By: Creating Future Us
June 30, 2020
Last week we wrote about Mark Zuckerberg’s intransigence with respect to arbitration (i.e. policing ads and content) on Facebook and the lack of proper governance at Facebook. We hope we contributed to the resulting boycott that has been gathering impressive pace since Friday.
We appreciate how Unilever explained its weighty decision: “The complexities of the current cultural landscape have placed a renewed responsibility on brands to learn, respond and act to drive a trusted and safe digital ecosystem.” They exemplify the Digital Age ESG conscious company we wrote about in Governance Rebooted: focussed on a fine-tuned awareness of the multi-stakeholder age it swims in, and accordingly, the power it wields.
Let’s talk about the effects of this move on Facebook – a platform that makes c.98% of its $70bn in annual revenue from advertising – and its investors:
- By the end of last week, advertisers accounting for $245m of revenue for Facebook had pledged to boycott the firm – more, like Starbucks and Coca Cola are pausing ads even though they have not yet ‘officially’ joined the boycott
- Facebook’s stock tumbled 14+% between June 23rd-29th wiping c.$75Bn off its market cap
- Zuck had to row back (albeit tepidly) on his hereto strong stance against policing content – within an hour of Unilever making its announcement
- The incredible speed with which this coalesced: “Three weeks ago, this was a barely-hatched idea,” the pressure group [#stophateforprofit] said. “Now, 150 plus companies have decided to stop advertising spending on Facebook for at least a month and British royalty is helping make it happen ”
- This kind of content moderation is going to have a not insignificant cost impact on Facebook’s bottom line
This is also a perfect example of how markets are imposing penalties, long before regulators catch up.

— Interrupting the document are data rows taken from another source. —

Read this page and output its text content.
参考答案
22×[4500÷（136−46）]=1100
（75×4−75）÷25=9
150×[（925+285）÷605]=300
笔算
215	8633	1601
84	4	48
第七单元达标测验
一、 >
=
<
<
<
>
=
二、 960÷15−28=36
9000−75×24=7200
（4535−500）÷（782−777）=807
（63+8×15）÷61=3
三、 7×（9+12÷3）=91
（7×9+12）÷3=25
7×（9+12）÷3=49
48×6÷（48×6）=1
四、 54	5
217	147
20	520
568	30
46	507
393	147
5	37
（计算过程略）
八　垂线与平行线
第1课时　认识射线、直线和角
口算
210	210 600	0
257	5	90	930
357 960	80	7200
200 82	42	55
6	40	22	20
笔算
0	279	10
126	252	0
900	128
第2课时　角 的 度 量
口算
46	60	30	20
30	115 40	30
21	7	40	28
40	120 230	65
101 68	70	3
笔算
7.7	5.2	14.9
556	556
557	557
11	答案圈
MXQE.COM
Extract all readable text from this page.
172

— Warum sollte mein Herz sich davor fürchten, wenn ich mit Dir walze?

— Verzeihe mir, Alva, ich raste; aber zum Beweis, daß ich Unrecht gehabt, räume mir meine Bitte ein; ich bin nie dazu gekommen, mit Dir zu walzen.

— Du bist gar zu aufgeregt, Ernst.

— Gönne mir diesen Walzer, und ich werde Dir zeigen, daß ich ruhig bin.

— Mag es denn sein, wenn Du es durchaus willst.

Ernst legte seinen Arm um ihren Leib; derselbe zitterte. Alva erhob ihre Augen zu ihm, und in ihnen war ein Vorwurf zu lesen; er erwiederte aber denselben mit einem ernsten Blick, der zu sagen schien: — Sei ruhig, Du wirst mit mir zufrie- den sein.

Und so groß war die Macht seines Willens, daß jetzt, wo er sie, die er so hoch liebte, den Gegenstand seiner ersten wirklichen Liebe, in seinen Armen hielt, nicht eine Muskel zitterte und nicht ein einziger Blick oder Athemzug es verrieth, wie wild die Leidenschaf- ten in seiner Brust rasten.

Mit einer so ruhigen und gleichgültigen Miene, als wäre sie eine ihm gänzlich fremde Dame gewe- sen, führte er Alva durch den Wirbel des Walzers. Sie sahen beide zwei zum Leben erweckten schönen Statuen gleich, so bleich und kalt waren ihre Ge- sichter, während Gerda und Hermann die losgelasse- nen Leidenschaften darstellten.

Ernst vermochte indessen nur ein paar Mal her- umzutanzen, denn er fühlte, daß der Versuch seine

More importantly, it’s a clarion call for other tech companies – and all companies in reality – even ones that don’t necessarily depend on advertising-driven business models. The world is watching and when stakeholders unite – sometimes overnight – the board of a business had better already be on the right (or at least highly defensible) side of a given issue. That requires dynamic scenario analysis and ears to the ground, not ivory tower decision making.